I shook my head slightly, "Xiao Dong, no one can guarantee these. I think it's best for us to maintain the current relationship between colleagues and friends, otherwise there will be friction in the future, and it will lead to conflicts. Even Thinking about it later, if we get along badly and we have to separate, won’t that affect work as well, wouldn’t it be embarrassing to face each other every day?”

Xiao Dongmo looked at me calmly, the curvature of the corner of his mouth was always there, I couldn't see his happiness or anger, but it made me feel the compelling aura.But I didn't avoid that gaze, because he needed to be calm, and when he suddenly laughed, I breathed a sigh of relief that choked in my throat.

After working together for so long, there is still some tacit understanding, and he was convinced by me.

He propped his head pretending to be frustrated and said, "Oh, the first time I confessed to someone, I was rejected, and we are not together yet, so you can use the example after separation to piss me off, Jia Ru, too. I lost to you."

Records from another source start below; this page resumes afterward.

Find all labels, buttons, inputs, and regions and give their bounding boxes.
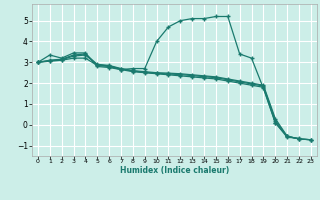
- X-axis label: Humidex (Indice chaleur): Humidex (Indice chaleur): [120, 166, 229, 175]
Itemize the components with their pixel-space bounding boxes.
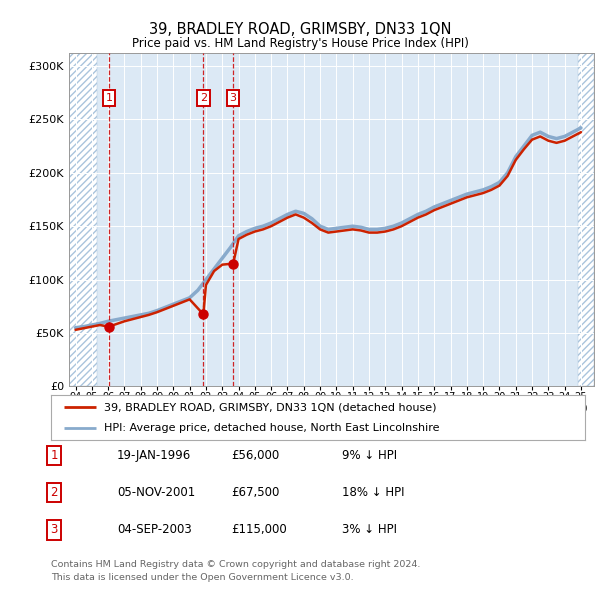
Text: 2: 2	[200, 93, 207, 103]
Text: £67,500: £67,500	[231, 486, 280, 499]
Text: 9% ↓ HPI: 9% ↓ HPI	[342, 449, 397, 462]
Text: 04-SEP-2003: 04-SEP-2003	[117, 523, 192, 536]
Text: Price paid vs. HM Land Registry's House Price Index (HPI): Price paid vs. HM Land Registry's House …	[131, 37, 469, 50]
Text: 1: 1	[106, 93, 112, 103]
Text: This data is licensed under the Open Government Licence v3.0.: This data is licensed under the Open Gov…	[51, 572, 353, 582]
Text: 3: 3	[230, 93, 236, 103]
Text: £56,000: £56,000	[231, 449, 279, 462]
Text: 3% ↓ HPI: 3% ↓ HPI	[342, 523, 397, 536]
Text: 19-JAN-1996: 19-JAN-1996	[117, 449, 191, 462]
Text: 05-NOV-2001: 05-NOV-2001	[117, 486, 195, 499]
Text: HPI: Average price, detached house, North East Lincolnshire: HPI: Average price, detached house, Nort…	[104, 424, 440, 434]
Bar	[578, 53, 594, 386]
Text: 39, BRADLEY ROAD, GRIMSBY, DN33 1QN: 39, BRADLEY ROAD, GRIMSBY, DN33 1QN	[149, 22, 451, 37]
Bar	[69, 53, 97, 386]
Text: 1: 1	[50, 449, 58, 462]
Text: 2: 2	[50, 486, 58, 499]
Text: £115,000: £115,000	[231, 523, 287, 536]
Text: 3: 3	[50, 523, 58, 536]
Text: Contains HM Land Registry data © Crown copyright and database right 2024.: Contains HM Land Registry data © Crown c…	[51, 559, 421, 569]
Text: 39, BRADLEY ROAD, GRIMSBY, DN33 1QN (detached house): 39, BRADLEY ROAD, GRIMSBY, DN33 1QN (det…	[104, 402, 437, 412]
Text: 18% ↓ HPI: 18% ↓ HPI	[342, 486, 404, 499]
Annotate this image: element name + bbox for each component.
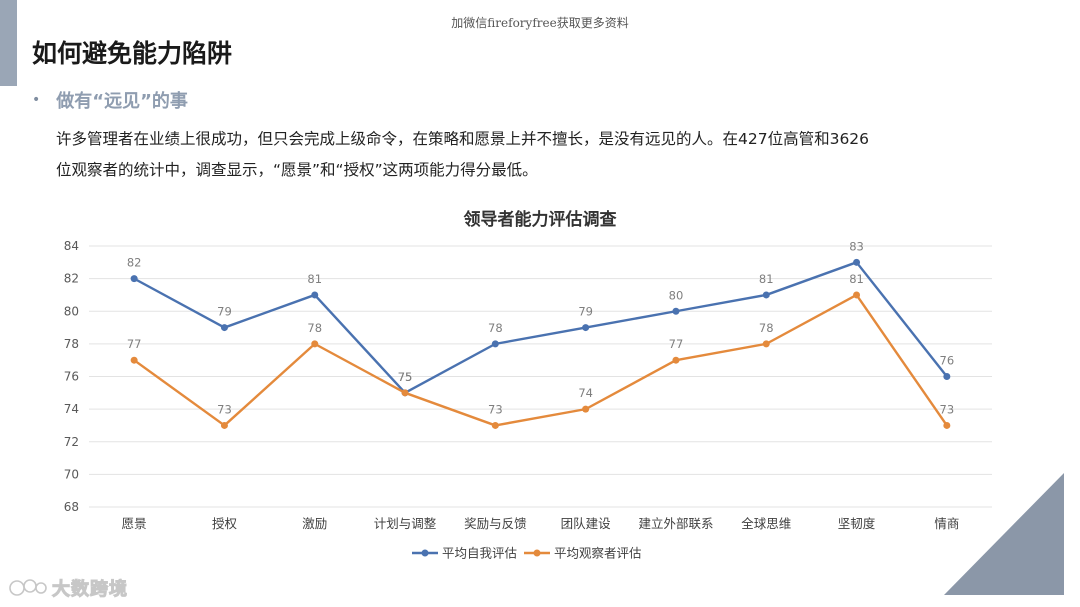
data-label: 81 [849,272,864,286]
y-tick-label: 74 [64,402,79,416]
data-point [762,291,770,299]
chart-title: 领导者能力评估调查 [463,210,617,230]
data-point [130,356,138,364]
bullet-row: • 做有“远见”的事 [32,87,188,113]
data-point [491,421,499,429]
subheading: 做有“远见”的事 [56,91,188,112]
x-tick-label: 奖励与反馈 [464,516,527,531]
data-label: 78 [759,321,774,335]
y-tick-label: 80 [64,304,79,318]
data-point [130,275,138,283]
data-label: 73 [488,402,503,416]
watermark-text: 大数跨境 [52,579,128,601]
header-note: 加微信fireforyfree获取更多资料 [451,16,629,30]
x-tick-label: 激励 [302,516,327,531]
legend-marker-1 [421,549,429,557]
x-tick-label: 坚韧度 [838,516,876,531]
data-label: 78 [488,321,503,335]
x-tick-label: 全球思维 [741,516,791,531]
data-point [762,340,770,348]
data-label: 73 [217,402,232,416]
data-label: 76 [940,354,955,368]
x-tick-label: 建立外部联系 [638,516,713,531]
data-point [220,421,228,429]
y-tick-label: 68 [64,500,79,514]
data-label: 83 [849,239,864,253]
page-title: 如何避免能力陷阱 [32,39,233,68]
x-tick-label: 计划与调整 [374,516,437,531]
data-point [582,324,590,332]
data-point [401,389,409,397]
data-label: 78 [307,321,322,335]
data-point [220,324,228,332]
data-label: 79 [217,305,232,319]
data-label: 77 [669,337,684,351]
legend-label-1: 平均自我评估 [442,546,517,561]
data-label: 80 [669,288,684,302]
y-tick-label: 70 [64,467,79,481]
data-label: 74 [578,386,593,400]
data-point [311,291,319,299]
data-point [672,356,680,364]
watermark-logo-icon [9,579,47,596]
data-label: 75 [398,370,413,384]
body-paragraph-line-1: 许多管理者在业绩上很成功，但只会完成上级命令，在策略和愿景上并不擅长，是没有远见… [56,130,870,148]
body-paragraph: 许多管理者在业绩上很成功，但只会完成上级命令，在策略和愿景上并不擅长，是没有远见… [56,124,996,186]
data-point [491,340,499,348]
left-accent-bar [0,0,17,86]
y-tick-label: 78 [64,337,79,351]
data-point [853,258,861,266]
y-tick-label: 84 [64,239,79,253]
series-line-2 [133,293,948,427]
watermark: 大数跨境 [8,575,128,601]
data-point [943,373,951,380]
x-tick-label: 团队建设 [561,516,612,531]
y-tick-label: 76 [64,370,79,384]
legend-label-2: 平均观察者评估 [554,546,642,561]
data-label: 81 [307,272,322,286]
data-point [311,340,319,348]
data-label: 79 [578,305,593,319]
data-label: 73 [940,402,955,416]
corner-triangle-decoration [944,473,1064,595]
data-point [582,405,590,413]
bullet-icon: • [32,92,41,108]
data-label: 77 [127,337,142,351]
data-label: 81 [759,272,774,286]
x-tick-label: 愿景 [122,516,147,531]
body-paragraph-line-2: 位观察者的统计中，调查显示，“愿景”和“授权”这两项能力得分最低。 [56,161,538,179]
y-tick-label: 72 [64,435,79,449]
data-label: 82 [127,256,142,270]
y-tick-label: 82 [64,272,79,286]
data-point [943,421,951,429]
series-line-1 [133,261,948,395]
data-point [672,307,680,315]
data-label: 75 [398,370,413,384]
x-tick-label: 授权 [212,516,238,531]
data-point [853,291,861,299]
legend-marker-2 [533,549,541,557]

I smiled smugly: "I didn't learn this from you, it's not right about people."

He stared angrily: "Did I teach you this? And it's still used on me!"

"I didn't teach it, it's because I have a high level of comprehension."

"Come on, you still dare to flirt in front of me." Xiao Dong complained, and waved his hands at me in disgust, "It's alright, alright, go out, I'm making trouble when I see you."

I smiled and got up.

I understand that Xiao Dong is trying to resolve the embarrassment by joking around, if I reject him, he will feel ashamed and frustrated to some extent.Actually speaking from the bottom of my heart, I really thought about it after I bumped into Zhou Yu on the day he suggested it, otherwise I wouldn't have mentioned it to Zhou Yu.

The main reason is that other people don’t have the power to deter Zhou Yu, but if I talk nonsense about going to his side, it’s not a big deal, and I will kill them in minutes, just like my first nominal ex-husband Chen Huan.After being taught by him that time, I never saw Chen Huan again, and of course I didn't miss the past.

As for Xiao Dong, Zhou Yu has been hostile since he met me again. This is an animal's instinctive defense against crisis awareness.He felt that the relationship between Xiao Dong and me was not simple, even though he knew that I had nothing to Xiao Dong, he was still on guard.

So when I put forward Xiao Dong's proposal that night, Zhou Yu couldn't restrain his emotions, which may have caused the subsequent car accident.I have analyzed it carefully, and there is an element of anger in me, and I also have the desire to completely end it.

What Xiao Dong said is right, only by starting over can we let go of the past.And this restart cannot be with Zhou Yu, I am not qualified to start over with him.

And this thought disappeared after I found out that I was pregnant. If I said that before, I might still be able to make this decision because of Xiao Dong's friendship with me, but after that I couldn't.This is no longer just about me and him, but also involves many other factors.

It's like Xiao Dong suggested to me for two reasons: one is that I work with him, there will be no friction and conflicts in business affairs, and we trust each other; the other is that his parents are currently retired teachers and want to have a grandson as soon as possible .

The former and I can indeed communicate with him, but the latter is obviously impossible.In addition, having a child and not having a child are two different things, no matter how generous Xiao Dong is, it is impossible for him not to mind that I have someone else's child.